1. Comme le souligne Jean-Claude Passeron, un des problèmes de la catégorie «populaire» vient de son emploi anachronique:

«ce qui est gênant avec les concepts de populaire ou de working class aujourd'hui, c'est qu'on continue à employer ces mots, à transposer ces catégories dans une réalité transformée alors que, pendant longtemps, on a désigné ainsi des continuités culturelles, des lignées familiales condamnées à se reproduire dans cette zone de la société ou à sa périphérie» (J. -C. Passeron, 2002, p. 255).

2. Rigby rappelle que Richard Dyer avait publié la traduction en anglais de la préface de Passeron à l'édition française du livre d'Hoggart dans un numéro de Cultural Studies où était aussi traduit « La rhétorique de l'image » de Barthes avec l'idée de montrer que Hoggart était le «passé» des Cultural Studies et Barthes en était «l'avenir». Voir Brian Rigby, «La culture populaire en France et en Angleterre: la traduction française de The uses of literacy», in Passeron (dir. ), 1999.

3. Lié à une synergie croissante à dater des années 1980 entre l'industrie des médias et celle de la publicité.

4. Ni même avant, comme en témoignent les ouvrages de Lowenthal (1961) ou de Rosenberg et White (1957).
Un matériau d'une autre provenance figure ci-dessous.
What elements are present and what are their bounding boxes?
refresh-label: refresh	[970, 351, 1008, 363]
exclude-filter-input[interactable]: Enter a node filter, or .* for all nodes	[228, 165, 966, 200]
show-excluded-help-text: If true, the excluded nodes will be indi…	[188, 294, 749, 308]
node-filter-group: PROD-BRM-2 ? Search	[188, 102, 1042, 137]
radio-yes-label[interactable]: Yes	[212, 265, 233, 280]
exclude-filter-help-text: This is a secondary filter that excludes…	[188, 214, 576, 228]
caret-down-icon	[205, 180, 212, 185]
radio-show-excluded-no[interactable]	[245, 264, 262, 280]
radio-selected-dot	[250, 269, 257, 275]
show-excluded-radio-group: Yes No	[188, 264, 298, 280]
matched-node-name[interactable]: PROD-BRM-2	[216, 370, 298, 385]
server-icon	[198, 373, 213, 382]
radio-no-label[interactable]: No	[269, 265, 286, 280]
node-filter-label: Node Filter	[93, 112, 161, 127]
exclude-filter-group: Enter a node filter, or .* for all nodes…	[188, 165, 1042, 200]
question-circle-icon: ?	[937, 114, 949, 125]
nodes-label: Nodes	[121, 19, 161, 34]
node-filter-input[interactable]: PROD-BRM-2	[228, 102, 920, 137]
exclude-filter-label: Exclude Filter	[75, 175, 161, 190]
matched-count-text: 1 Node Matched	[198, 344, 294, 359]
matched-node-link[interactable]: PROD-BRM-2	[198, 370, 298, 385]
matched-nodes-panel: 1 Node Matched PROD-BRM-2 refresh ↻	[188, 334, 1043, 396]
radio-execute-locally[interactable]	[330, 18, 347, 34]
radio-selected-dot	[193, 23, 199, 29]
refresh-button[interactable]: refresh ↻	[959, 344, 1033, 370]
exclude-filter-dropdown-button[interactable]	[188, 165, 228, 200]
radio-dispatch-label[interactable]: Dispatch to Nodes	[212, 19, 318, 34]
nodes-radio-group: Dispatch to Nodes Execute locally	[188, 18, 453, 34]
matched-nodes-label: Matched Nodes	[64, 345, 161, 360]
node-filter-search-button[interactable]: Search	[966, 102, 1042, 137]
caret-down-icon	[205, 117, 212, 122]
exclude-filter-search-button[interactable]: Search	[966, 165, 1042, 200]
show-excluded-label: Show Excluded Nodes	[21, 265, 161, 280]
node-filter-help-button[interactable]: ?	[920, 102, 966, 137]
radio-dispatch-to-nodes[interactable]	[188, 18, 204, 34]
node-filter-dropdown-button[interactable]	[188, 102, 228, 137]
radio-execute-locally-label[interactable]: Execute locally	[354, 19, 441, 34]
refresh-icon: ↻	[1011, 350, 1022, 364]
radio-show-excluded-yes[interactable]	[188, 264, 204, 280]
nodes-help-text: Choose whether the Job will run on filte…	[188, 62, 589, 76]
On peut y voir un effet indirect du multiculturalisme qui bannit le principe de hiérarchisation entre les cultures.

5. Passeron notamment a beaucoup écrit sur les dangers du populisme, non seulement dans l'ouvrage avec Grignon, mais aussi dans plusieurs textes qu'il a consacrés à l'œuvre de Richard Hoggart, pour lui le seul auteur des Cultural Studies à avoir su éviter le double écueil du misérabilisme et du populisme: « À quoi tient l'impression d'irréalité que nous donne après avoir lu Hoggart, la lecture des bilans dévitalisés d'une sociologie quantitative des privations, des tableaux militants d'une contre- culture unifiée par la lutte ou l'idéologie de classe, ou encore des peintures, au moins aussi trompeuses, de la franche gaieté et de la bonne santé du peuple, univers idyllique présenté par les sociologues ou les romanciers populistes comme si authentique qu'il semble que chacun ne devrait rien avoir de plus pressé que de se précipiter pour aller y vivre?» (1999, p. 248).